France

Reportage. Des Niçois sous le choc, quatre ans après l’attentat de la promenade des Anglais

Ce jeudi matin, à Nice, le ballet des véhicules d’urgences contrastait avec la quiétude d’une rue commerçante qui s’éveille. Massés à quelques mètres de la basilique Notre-Dame de l’Assomption, sur l’avenue Jean-Médecin, les badauds regardent, choqués, le va-et-vient des secours.

L’attentat perpétré à l’intérieur de l’édifice religieux a fait deux morts (dont le gardien de l’église) et une troisième victime, qui a réussi à s’échapper, mas est décédée dans un café en face de l’église. Christian Estrosi, maire (LR) de Nice, est formel, « il s’agit d’un attentat », et la détermination de l’assaillant ne fait « aucun doute » : « Il a crié Allah Akbar à plusieurs reprises », affirme l’édile.

« C’est vraiment dur d’être niçois en ce moment »

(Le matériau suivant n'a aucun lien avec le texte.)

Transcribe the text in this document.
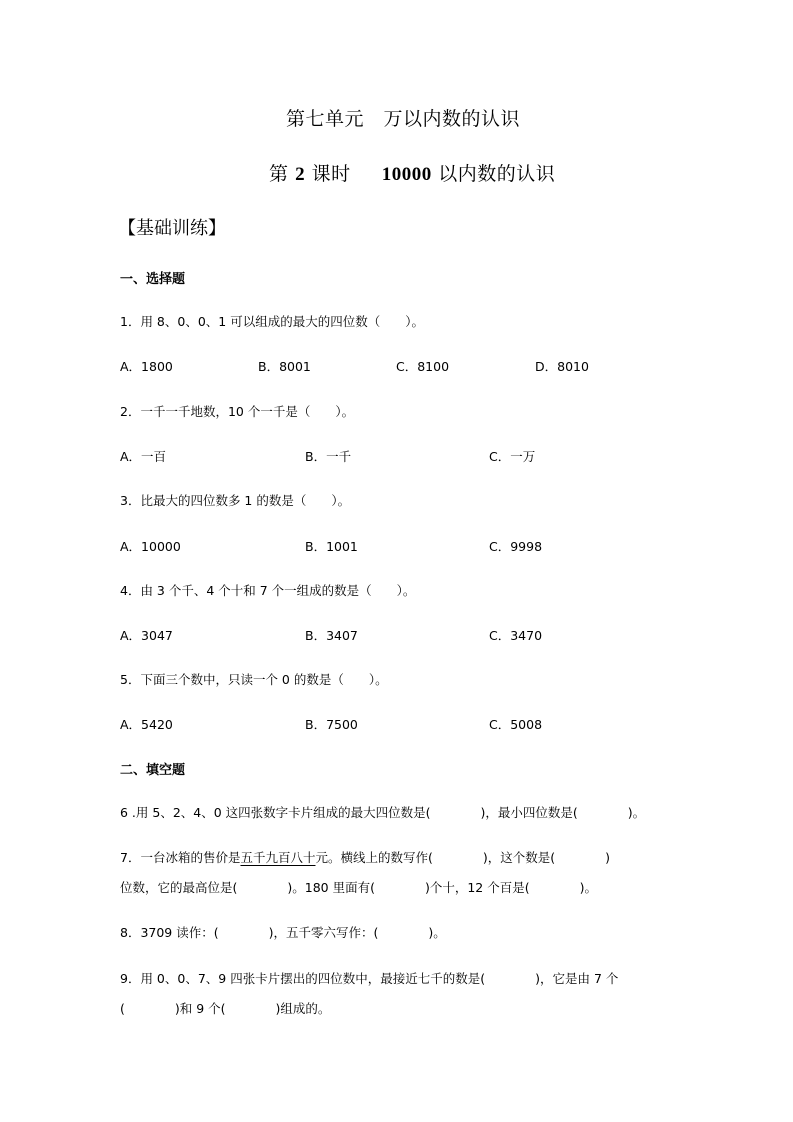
第七单元　万以内数的认识
第 2 课时 10000 以内数的认识
【基础训练】
一、选择题
1．用 8、0、0、1 可以组成的最大的四位数（　　）。
A．1800	B．8001	C．8100	D．8010
2．一千一千地数，10 个一千是（　　）。
A．一百	B．一千	C．一万
3．比最大的四位数多 1 的数是（　　）。
A．10000	B．1001	C．9998
4．由 3 个千、4 个十和 7 个一组成的数是（　　）。
A．3047	B．3407	C．3470
5．下面三个数中，只读一个 0 的数是（　　）。
A．5420	B．7500	C．5008
二、填空题
6 .用 5、2、4、0 这四张数字卡片组成的最大四位数是(　　　　)，最小四位数是(　　　　)。
7．一台冰箱的售价是五千九百八十元。横线上的数写作(　　　　)，这个数是(　　　　)
位数，它的最高位是(　　　　)。180 里面有(　　　　)个十，12 个百是(　　　　)。
8．3709 读作：(　　　　)，五千零六写作：(　　　　)。
9．用 0、0、7、9 四张卡片摆出的四位数中，最接近七千的数是(　　　　)，它是由 7 个
(　　　　)和 9 个(　　　　)组成的。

Alors que la police repousse le périmètre de sécurité et procède à l’évacuation des commerces et des bureaux environnants, plusieurs détonations se font entendre. « Les forces de police progressent à l’intérieur de la basilique, où plusieurs objets douteux ont été repérés », poursuit Christian Estrosi. Sur le trottoir, Mika observe, le regard inquiet, ce qui se déroule sous ses yeux. « À 9 heures, ce matin, j’étais à la gare (située à quelques dizaines de mètres de la basilique – NDLR). J’ai entendu des coups de feu, plusieurs. Alors, je me suis mis à courir. Je ne voulais rien voir de tout cela. » « C’est vraiment dur d’être niçois en ce moment », l’interrompt Vanessa. Accompagnée de ses deux jeunes enfants, cette Niçoise de naissance est visiblement très émue. « J’étais en train de me rendre à l’église, pour mettre des cierges pour mes parents. En 2016, j’étais enceinte de mon fils et j’ai encore du mal à me remettre de ce qu’on a vécu cette année-là, sur la promenade des Anglais. Et là, ça recommence, on va y avoir droit tous les cinq ans ? » lance-t-elle le regard embué. Alors que la police fait à nouveau reculer tout le monde, Vanessa tient ses enfants contre elle et, tout en marchant vite, elle poursuit : « Je me sens vraiment touchée, j’ai été baptisée à 9 mois, je ne comprends pas qu’on puisse s’en prendre comme ça à des gens, dans une ville tranquille. »

L’assaillant a été hospitalisé

« Trop, c’est trop ! » Pour Christian Estrosi, il faut « lutter contre l’islamo-fascisme ». Sans jamais prononcer le mot de « décapitation », le maire de la ville explique, face aux caméras des journalistes, que les victimes ont été tuées « de manière horrible… la même que Samuel Paty ». L’assaillant, a priori gravement blessé par la police municipale, a été hospitalisé. Un peu plus bas sur l’avenue, à la sortie du centre commercial Nice Étoile où les badauds, visiblement pas au courant de l’attentat du matin, poursuivaient leurs emplettes, Mohammed et Bernard discutent :

« Qu’est-ce qu’il s’est passé ?

- Apparemment une attaque au couteau dans l’église. Un attentat terroriste. »

« Il faut parler avec nos jeunes »

Mohammed lève les yeux au ciel. « Ce n’est pas possible. Les gens qui font ça ne sont pas des musulmans. Je suis de culture musulmane, pas pratiquant, mais je sais que les musulmans acceptent tout le monde, c’est une religion de tolérance. » Visiblement agacé de devoir systématiquement se désolidariser des terroristes, ce Niçois depuis quarante ans poursuit : « Je suis français avant tout autre chose. Je n’ai rien à voir avec ces gens, d’ailleurs, ma femme est chrétienne et je vais souvent avec elle à l’église. » Pour Bernard, catholique pratiquant, c’est par l’éducation populaire et la pédagogie que l’on réussira à « sortir de cet engrenage de violence ». « Il faut parler entre nous, entre religions différentes, il faut parler avec nos jeunes, les éduquer, leur ouvrir des horizons », explique celui qui estime qu’aujourd’hui  « l’école ne joue plus son rôle ».

En fin de matinée, l’avenue Jean-Médecin avait déjà pris des allures de confinement. Et les lourds rideaux de fer des boutiques, à peine ouverts pour cette dernière journée d’activité, ont été redescendus les uns après les autres. Les lieux de culte de la ville, eux, ont été mis sous surveillance renforcée.